Just imagine what Louisa Harris was going through!

Another story that comes from the Freedmen Bureau Records is the story of a man whose 5 children younger children were “bound into labor” for 18 months in 1867,(after the war). In 1869, the five children returned home never having been paid for their work. They had been fed, but given no clothes or other property.
The claimant is asking the Bureau to find the man who hired them, (he gives the address of the man and the address of the plantation where they had labored.)
He adds that he is blind
He lives by the support of his older children.
But because he’s blind, he doesn’t notice that the FB agent writes the wrong state for the “employers” address. (There is no Auburn in Georgia, but only in Macon LA The letter demanding payment would have been sent to Macon county, Georgia instead of Macon County, Louisiana.
How likely do you think it is that those five people were ever paid for 18 months of their labor on a plantation?

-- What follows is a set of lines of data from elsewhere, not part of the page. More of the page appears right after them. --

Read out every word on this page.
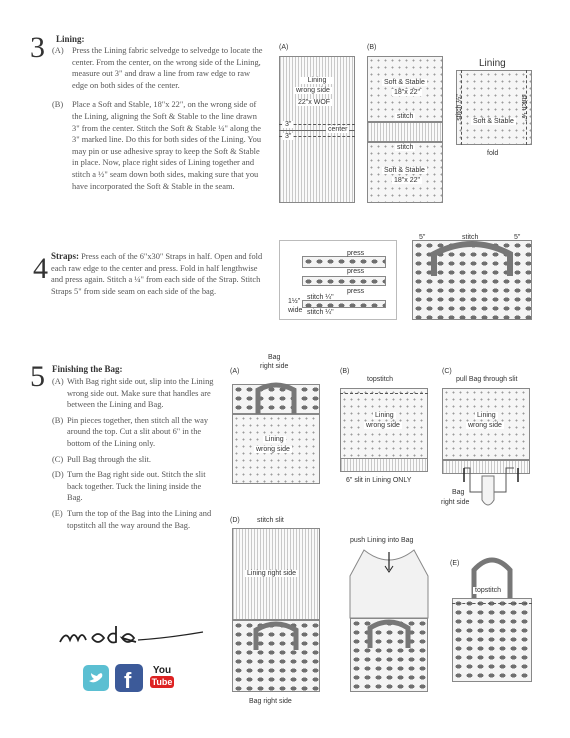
3 Lining:
(A) Press the Lining fabric selvedge to selvedge to locate the center. From the center, on the wrong side of the Lining, measure out 3" and draw a line from raw edge to raw edge on both sides of the center.

(B) Place a Soft and Stable, 18"x 22", on the wrong side of the Lining, aligning the Soft & Stable to the line drawn 3" from the center. Stitch the Soft & Stable ¼" along the 3" marked line. Do this for both sides of the Lining. You may pin or use adhesive spray to keep the Soft & Stable in place. Now, place right sides of Lining together and stitch a ½" seam down both sides, making sure that you have incorporated the Soft & Stable in the seam.

(A)	(B)
Lining
Lining
wrong side
22"x WOF
center
3"
3"
Soft & Stable
18"x 22"
stitch
stitch
Soft & Stable
18"x 22"
stitch ½"	stitch ½"
Soft & Stable
fold
4 Straps: Press each of the 6"x30" Straps in half. Open and fold each raw edge to the center and press. Fold in half lengthwise and press again. Stitch a ¼" from each side of the Strap. Stitch Straps 5" from side seam on each side of the bag.
press
press
press
stitch ¼"
stitch ¼"
1½"
wide
5"	stitch	5"
5 Finishing the Bag:
(A) With Bag right side out, slip into the Lining wrong side out. Make sure that handles are between the Lining and Bag.

(B) Pin pieces together, then stitch all the way around the top. Cut a slit about 6" in the bottom of the Lining only.

(C) Pull Bag through the slit.

(D) Turn the Bag right side out. Stitch the slit back together. Tuck the lining inside the Bag.

(E) Turn the top of the Bag into the Lining and topstitch all the way around the Bag.

(A)
Bag
right side
Lining
wrong side
(B)
topstitch
Lining
wrong side
6" slit in Lining ONLY
(C)
pull Bag through slit
Lining
wrong side
Bag
right side
(D) stitch slit
Lining right side
Bag right side
push Lining into Bag
(E)
topstitch
f You
Tube
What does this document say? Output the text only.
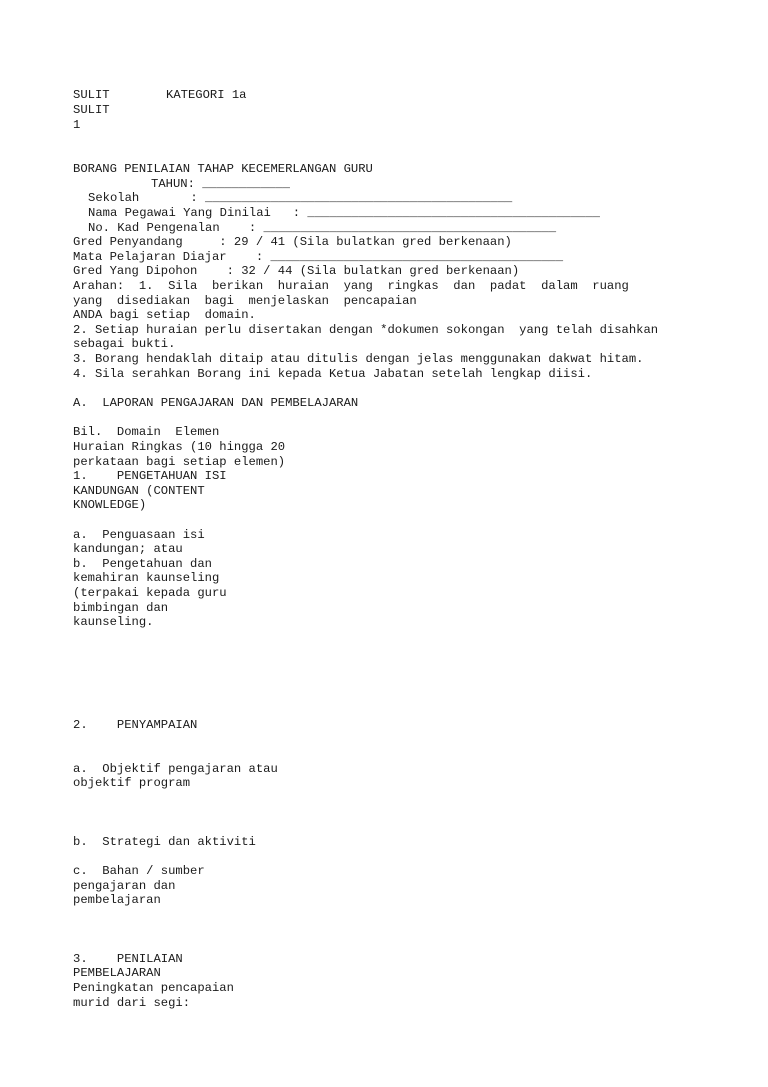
SULIT	KATEGORI 1a
SULIT
1
BORANG PENILAIAN TAHAP KECEMERLANGAN GURU
TAHUN: ____________
Sekolah       : __________________________________________
Nama Pegawai Yang Dinilai   : ________________________________________
No. Kad Pengenalan    : ________________________________________
Gred Penyandang     : 29 / 41 (Sila bulatkan gred berkenaan)
Mata Pelajaran Diajar    : ________________________________________
Gred Yang Dipohon    : 32 / 44 (Sila bulatkan gred berkenaan)
Arahan:  1.  Sila  berikan  huraian  yang  ringkas  dan  padat  dalam  ruang
yang  disediakan  bagi  menjelaskan  pencapaian
ANDA bagi setiap  domain.
2. Setiap huraian perlu disertakan dengan *dokumen sokongan  yang telah disahkan
sebagai bukti.
3. Borang hendaklah ditaip atau ditulis dengan jelas menggunakan dakwat hitam.
4. Sila serahkan Borang ini kepada Ketua Jabatan setelah lengkap diisi.
A.  LAPORAN PENGAJARAN DAN PEMBELAJARAN
Bil.  Domain  Elemen
Huraian Ringkas (10 hingga 20
perkataan bagi setiap elemen)
1.    PENGETAHUAN ISI
KANDUNGAN (CONTENT
KNOWLEDGE)
a.  Penguasaan isi
kandungan; atau
b.  Pengetahuan dan
kemahiran kaunseling
(terpakai kepada guru
bimbingan dan
kaunseling.
2.    PENYAMPAIAN
a.  Objektif pengajaran atau
objektif program
b.  Strategi dan aktiviti
c.  Bahan / sumber
pengajaran dan
pembelajaran
3.    PENILAIAN
PEMBELAJARAN
Peningkatan pencapaian
murid dari segi:
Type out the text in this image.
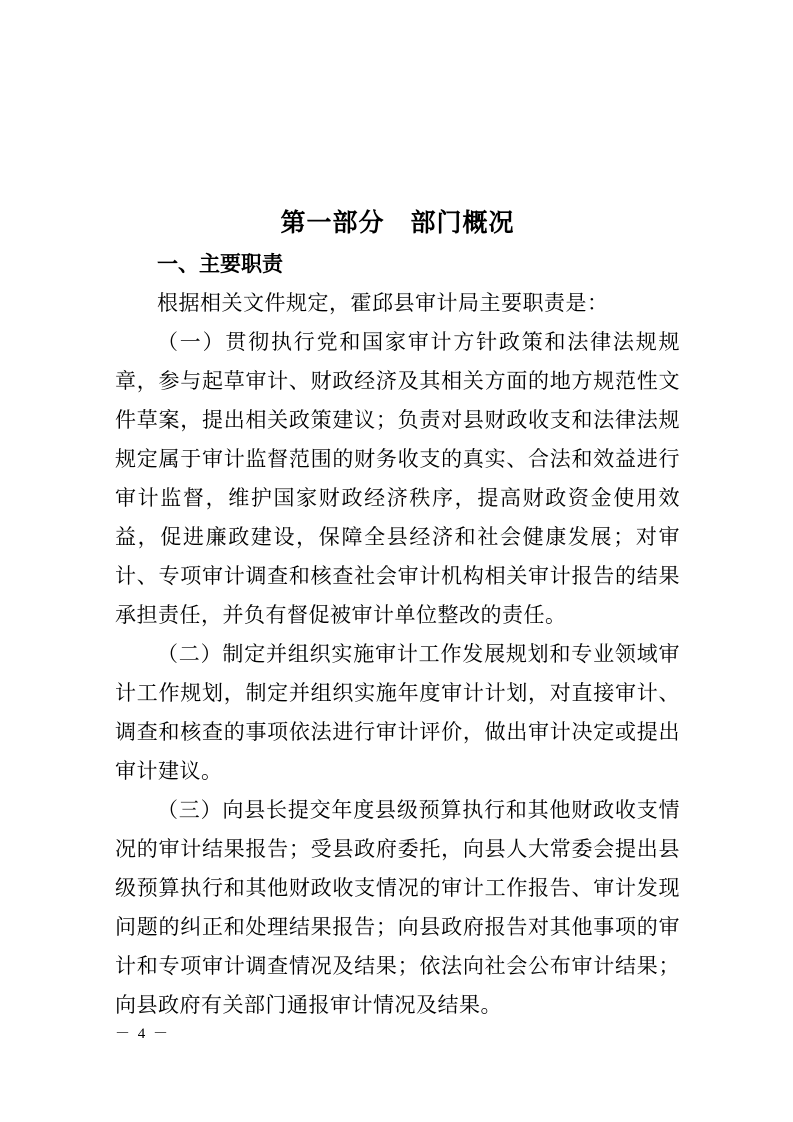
第一部分　部门概况
一、主要职责

根据相关文件规定，霍邱县审计局主要职责是：

（一）贯彻执行党和国家审计方针政策和法律法规规章，参与起草审计、财政经济及其相关方面的地方规范性文件草案，提出相关政策建议；负责对县财政收支和法律法规规定属于审计监督范围的财务收支的真实、合法和效益进行审计监督，维护国家财政经济秩序，提高财政资金使用效益，促进廉政建设，保障全县经济和社会健康发展；对审计、专项审计调查和核查社会审计机构相关审计报告的结果承担责任，并负有督促被审计单位整改的责任。

（二）制定并组织实施审计工作发展规划和专业领域审计工作规划，制定并组织实施年度审计计划，对直接审计、调查和核查的事项依法进行审计评价，做出审计决定或提出审计建议。

（三）向县长提交年度县级预算执行和其他财政收支情况的审计结果报告；受县政府委托，向县人大常委会提出县级预算执行和其他财政收支情况的审计工作报告、审计发现问题的纠正和处理结果报告；向县政府报告对其他事项的审计和专项审计调查情况及结果；依法向社会公布审计结果；向县政府有关部门通报审计情况及结果。

－ 4 －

Another story that gives a little peek into post-civil-war situations is a labor contract involving a group of about 15 men. The pay for each man ranged from 10-15 dollars a month. They were contracted to work from sunup to sundown, six days a week, from January 1 to December 31. No holidays, no Saturdays off. If they were sick or injured and could not work, that money would be subtracted from their (very meager) pay.
They were, however to be “given wholesome food”.  From what I gather from reading many slave narratives, wholesome food would have been corn meal, salt pork, and some lard. Since it was to be “wholesome” that would preclude the meat or lard being rancid or the meal being infested with vermin.
Remember, this was AFTER the slaves were free.

There are letters begging the Freedmen Bureau to help find their long-separated families.